And @andrjohns added the std_normal_log_qf so you can operate with the _lcdf which opens up a larger range of values for finite precision computation:

 for (n in 1:ns) {
  y1 = std_normal_log_qf(lognormal_lcdf(p1[n], mu1, sigma1));
  y2 = std_normal_log_qf(lognormal_lcdf(p2[n], mu2, sigma2));

  target += normal_copula_lpdf(y1, y2, rho);
 }
1 Like

If I wanted the Spearman correlation instead, would I just need to convert the y1 and y2 vectors into their ranks before entering them in the copula?

Careful doing this, because mapping from a vector’s values to its rank order is discontinuous, which can break gradient-based samplers like Stan’s HMC.

1 Like

I see.

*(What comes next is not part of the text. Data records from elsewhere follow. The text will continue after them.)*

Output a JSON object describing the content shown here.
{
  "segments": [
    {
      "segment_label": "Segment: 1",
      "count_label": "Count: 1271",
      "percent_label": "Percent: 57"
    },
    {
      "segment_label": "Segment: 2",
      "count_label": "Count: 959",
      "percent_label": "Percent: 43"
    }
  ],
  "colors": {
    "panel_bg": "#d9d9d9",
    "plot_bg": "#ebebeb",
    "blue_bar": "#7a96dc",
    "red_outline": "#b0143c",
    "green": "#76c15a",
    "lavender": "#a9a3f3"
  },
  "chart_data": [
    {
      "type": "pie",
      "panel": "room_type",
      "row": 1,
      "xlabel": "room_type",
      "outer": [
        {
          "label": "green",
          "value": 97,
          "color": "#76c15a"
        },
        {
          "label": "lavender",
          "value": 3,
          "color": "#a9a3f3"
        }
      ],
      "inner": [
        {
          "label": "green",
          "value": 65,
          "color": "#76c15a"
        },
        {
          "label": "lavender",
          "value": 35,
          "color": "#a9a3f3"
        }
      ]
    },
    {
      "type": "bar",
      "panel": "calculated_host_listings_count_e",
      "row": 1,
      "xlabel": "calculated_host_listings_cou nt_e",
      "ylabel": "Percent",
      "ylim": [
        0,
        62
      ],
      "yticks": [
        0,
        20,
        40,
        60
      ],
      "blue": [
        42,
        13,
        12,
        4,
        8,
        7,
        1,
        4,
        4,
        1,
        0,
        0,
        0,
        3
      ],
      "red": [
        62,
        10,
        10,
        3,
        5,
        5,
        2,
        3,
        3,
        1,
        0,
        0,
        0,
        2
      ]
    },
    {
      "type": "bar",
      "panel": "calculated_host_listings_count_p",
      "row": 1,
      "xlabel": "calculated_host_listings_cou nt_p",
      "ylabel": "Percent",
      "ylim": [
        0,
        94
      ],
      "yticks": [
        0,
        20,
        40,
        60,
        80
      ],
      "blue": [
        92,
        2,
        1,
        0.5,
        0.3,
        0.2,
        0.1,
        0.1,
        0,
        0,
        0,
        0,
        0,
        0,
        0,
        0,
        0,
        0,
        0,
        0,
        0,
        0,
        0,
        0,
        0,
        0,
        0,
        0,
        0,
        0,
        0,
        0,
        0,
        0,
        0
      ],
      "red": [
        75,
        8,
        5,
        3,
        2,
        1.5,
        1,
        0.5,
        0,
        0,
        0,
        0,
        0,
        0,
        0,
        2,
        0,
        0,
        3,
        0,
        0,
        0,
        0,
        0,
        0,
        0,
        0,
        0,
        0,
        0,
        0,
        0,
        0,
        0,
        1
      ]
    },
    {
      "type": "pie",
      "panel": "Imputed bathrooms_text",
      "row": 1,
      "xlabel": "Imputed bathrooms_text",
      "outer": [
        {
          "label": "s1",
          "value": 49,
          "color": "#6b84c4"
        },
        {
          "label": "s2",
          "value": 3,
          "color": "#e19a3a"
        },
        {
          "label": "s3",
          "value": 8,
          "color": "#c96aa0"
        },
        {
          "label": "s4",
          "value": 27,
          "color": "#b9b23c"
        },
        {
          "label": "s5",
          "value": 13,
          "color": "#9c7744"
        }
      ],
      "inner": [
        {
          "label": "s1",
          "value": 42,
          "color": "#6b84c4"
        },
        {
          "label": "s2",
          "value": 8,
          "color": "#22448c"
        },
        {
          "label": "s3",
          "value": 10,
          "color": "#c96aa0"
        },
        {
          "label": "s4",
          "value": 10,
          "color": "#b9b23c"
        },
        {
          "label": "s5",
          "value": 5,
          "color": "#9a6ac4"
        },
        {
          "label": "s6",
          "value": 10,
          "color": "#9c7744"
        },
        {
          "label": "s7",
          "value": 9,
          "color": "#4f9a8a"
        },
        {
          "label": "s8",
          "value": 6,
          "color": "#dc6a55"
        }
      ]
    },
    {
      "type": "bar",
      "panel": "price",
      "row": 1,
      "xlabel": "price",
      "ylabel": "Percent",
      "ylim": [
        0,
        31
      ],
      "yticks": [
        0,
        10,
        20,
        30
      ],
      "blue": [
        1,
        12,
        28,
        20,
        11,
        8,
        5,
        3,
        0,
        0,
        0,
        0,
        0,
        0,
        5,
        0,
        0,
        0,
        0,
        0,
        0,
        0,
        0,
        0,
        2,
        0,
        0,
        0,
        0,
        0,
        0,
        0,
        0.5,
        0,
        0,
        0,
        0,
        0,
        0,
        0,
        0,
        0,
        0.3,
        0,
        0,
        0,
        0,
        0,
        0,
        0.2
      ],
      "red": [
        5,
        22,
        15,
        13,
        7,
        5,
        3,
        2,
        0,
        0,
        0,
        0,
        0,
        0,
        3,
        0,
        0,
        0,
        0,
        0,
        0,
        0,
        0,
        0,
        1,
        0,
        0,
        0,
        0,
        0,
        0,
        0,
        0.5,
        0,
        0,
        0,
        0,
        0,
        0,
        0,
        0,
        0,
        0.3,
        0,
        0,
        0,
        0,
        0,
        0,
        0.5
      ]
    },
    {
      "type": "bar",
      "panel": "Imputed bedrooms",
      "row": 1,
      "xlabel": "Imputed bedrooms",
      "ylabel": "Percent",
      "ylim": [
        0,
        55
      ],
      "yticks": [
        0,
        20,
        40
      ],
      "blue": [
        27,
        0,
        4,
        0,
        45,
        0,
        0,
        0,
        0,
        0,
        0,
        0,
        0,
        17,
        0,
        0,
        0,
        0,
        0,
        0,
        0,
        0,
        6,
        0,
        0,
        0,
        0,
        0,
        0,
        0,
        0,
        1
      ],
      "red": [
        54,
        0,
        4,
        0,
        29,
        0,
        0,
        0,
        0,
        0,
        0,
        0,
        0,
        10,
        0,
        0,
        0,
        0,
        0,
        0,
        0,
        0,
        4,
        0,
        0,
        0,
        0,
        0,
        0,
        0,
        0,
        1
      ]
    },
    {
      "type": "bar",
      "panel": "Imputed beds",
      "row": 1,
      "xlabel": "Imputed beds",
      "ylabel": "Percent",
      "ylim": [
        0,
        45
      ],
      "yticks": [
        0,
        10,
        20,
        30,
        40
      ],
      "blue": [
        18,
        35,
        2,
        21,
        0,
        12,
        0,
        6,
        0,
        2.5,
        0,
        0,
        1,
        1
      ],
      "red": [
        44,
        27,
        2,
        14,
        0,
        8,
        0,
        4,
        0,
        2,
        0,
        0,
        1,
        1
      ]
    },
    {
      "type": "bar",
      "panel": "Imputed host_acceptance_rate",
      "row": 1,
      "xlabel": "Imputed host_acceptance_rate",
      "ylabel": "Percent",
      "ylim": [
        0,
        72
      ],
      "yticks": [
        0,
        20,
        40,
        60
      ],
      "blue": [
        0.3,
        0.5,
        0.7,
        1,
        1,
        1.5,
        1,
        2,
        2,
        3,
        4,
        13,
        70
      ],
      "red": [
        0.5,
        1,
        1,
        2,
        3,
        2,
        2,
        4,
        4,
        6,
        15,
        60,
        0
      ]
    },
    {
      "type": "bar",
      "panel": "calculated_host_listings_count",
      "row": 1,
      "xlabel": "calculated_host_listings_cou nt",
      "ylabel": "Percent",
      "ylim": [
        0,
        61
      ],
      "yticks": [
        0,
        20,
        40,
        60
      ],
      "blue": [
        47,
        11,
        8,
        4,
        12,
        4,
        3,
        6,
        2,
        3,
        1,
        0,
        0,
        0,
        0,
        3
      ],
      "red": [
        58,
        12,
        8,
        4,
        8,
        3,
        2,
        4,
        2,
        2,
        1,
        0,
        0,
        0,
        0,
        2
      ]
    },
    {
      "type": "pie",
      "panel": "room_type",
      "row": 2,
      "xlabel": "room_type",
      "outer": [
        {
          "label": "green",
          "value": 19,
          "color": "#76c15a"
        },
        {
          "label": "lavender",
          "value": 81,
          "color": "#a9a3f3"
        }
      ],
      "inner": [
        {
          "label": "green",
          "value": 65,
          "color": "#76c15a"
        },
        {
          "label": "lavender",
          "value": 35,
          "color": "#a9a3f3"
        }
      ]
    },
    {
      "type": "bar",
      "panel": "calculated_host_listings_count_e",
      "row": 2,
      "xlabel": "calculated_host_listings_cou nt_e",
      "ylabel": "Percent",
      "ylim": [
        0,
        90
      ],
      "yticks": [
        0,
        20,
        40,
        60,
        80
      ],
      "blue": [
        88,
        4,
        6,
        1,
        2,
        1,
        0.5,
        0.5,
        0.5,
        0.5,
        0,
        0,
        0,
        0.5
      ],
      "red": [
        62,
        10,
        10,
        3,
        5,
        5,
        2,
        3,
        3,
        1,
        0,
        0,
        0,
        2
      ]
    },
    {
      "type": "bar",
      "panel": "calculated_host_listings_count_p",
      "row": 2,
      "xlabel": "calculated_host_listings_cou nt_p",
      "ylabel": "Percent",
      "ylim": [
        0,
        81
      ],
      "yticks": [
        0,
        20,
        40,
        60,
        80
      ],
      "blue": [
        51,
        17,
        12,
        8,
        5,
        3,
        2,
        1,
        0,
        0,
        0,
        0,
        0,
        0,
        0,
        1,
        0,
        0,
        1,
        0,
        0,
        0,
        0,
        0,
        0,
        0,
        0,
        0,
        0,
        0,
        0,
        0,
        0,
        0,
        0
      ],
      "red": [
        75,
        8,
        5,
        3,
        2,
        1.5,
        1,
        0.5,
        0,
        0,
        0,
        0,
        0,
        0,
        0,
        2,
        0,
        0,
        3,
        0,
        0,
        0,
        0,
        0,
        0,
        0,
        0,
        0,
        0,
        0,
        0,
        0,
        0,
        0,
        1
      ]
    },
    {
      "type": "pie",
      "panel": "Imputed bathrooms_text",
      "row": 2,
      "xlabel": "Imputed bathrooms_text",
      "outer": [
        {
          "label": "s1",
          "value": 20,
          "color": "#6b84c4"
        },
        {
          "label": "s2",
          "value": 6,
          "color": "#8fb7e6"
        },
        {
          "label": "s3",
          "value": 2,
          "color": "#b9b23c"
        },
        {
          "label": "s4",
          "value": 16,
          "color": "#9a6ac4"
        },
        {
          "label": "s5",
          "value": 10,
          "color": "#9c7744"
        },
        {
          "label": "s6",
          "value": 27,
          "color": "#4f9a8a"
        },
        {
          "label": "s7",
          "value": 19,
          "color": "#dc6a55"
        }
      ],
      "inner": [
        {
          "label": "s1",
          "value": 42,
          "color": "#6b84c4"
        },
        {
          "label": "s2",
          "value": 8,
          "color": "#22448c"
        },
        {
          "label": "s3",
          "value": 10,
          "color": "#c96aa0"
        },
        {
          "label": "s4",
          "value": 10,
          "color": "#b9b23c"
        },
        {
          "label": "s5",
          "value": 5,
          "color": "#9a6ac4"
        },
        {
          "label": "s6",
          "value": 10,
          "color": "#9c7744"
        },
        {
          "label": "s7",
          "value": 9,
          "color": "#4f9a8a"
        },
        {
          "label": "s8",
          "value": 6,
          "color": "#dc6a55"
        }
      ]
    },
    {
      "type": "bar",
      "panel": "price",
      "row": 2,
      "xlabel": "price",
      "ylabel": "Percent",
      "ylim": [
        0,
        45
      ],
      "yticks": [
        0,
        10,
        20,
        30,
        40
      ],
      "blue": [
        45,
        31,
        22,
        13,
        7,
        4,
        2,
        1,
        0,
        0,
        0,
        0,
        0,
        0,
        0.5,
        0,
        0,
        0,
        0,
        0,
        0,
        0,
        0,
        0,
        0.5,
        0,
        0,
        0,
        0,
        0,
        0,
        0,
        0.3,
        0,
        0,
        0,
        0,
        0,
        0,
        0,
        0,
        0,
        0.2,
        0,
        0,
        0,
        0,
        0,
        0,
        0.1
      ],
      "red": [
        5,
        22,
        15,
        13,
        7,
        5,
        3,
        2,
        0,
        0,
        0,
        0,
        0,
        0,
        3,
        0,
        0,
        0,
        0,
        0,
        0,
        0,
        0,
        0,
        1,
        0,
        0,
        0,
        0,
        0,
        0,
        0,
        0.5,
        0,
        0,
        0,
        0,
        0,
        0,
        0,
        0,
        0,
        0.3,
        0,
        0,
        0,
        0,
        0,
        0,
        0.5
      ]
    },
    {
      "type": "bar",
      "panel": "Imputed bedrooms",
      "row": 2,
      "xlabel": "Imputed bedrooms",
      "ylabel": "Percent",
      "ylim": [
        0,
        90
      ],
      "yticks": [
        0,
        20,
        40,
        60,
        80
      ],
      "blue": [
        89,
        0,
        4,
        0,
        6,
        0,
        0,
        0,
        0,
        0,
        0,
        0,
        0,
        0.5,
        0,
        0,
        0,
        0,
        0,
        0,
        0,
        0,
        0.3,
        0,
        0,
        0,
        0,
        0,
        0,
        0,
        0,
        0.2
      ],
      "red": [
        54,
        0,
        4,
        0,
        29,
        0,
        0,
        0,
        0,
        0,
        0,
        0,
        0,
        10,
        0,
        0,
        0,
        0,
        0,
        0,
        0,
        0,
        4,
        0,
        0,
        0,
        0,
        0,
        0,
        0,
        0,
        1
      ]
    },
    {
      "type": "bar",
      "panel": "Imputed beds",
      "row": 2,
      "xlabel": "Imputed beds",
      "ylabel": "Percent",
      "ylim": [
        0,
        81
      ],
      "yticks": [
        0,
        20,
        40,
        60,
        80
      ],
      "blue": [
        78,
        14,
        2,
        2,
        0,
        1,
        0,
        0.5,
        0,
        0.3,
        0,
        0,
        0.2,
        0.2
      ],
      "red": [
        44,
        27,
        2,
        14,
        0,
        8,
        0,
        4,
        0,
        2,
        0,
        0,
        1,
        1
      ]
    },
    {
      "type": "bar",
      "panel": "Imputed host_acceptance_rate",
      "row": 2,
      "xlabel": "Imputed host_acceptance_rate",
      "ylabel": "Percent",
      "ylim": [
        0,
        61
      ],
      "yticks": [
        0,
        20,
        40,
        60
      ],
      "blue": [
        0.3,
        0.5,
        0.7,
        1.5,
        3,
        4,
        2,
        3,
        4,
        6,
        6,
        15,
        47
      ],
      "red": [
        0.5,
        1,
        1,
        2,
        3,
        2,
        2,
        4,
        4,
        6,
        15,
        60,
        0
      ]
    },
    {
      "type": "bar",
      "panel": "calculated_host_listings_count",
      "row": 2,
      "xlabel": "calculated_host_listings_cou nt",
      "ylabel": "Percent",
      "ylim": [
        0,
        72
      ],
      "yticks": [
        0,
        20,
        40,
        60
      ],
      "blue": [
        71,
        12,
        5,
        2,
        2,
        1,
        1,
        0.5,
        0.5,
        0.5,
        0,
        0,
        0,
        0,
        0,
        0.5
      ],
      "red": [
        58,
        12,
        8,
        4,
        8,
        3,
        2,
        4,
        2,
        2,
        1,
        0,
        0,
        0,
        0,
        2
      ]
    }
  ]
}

In that case, would it really be the selection of copula I want to focus on to approximate (or achieve) a Spearman correlation? And, if so, any suggestions?

1 Like

This seems to suggest that the Pearson and Spearman statistics are almost identical, even though that is often not the case outside of Bayesian modeling. Is this just because the correlation model is built into the estimating program through the use of a copula, and therefore less sensitive to things like outliers and nonlinearities in the relationship between the underlying parameters of interest?

It’s because these are the population level correlations in a population assumed to have normal marginals, not sample correlations.

1 Like

@jsocolar in the normal copula the marginals can be any continuous univariate distribution and the correlation follows the relationship outlined in the link above.

@Corey.Plate the relationship is somewhat surprising when you’re first introduced to copulas. It’s one of the ways that the mvn is too restrictive if you think your data have a much different dependency type. I suggest taking a look at section 3 of https://people.math.ethz.ch/~embrecht/ftp/copchapter.pdf.

I want to try out this more stable function, but it looks like our cluster’s version of Stan does not have it (we’re only on cmdstan-2.30.1-mpi). Is there a place where I can find the function written in Stan language to add it as a custom function?

1 Like

Ah, I see. I would have to tinker with Stan under the hood to add this.

I’m not sure if I understand it correctly,but I think the initial question was a bit about testing for correlation. So to say, to compare a model without correlation and a model with some correlation (e.g. imposing some copula)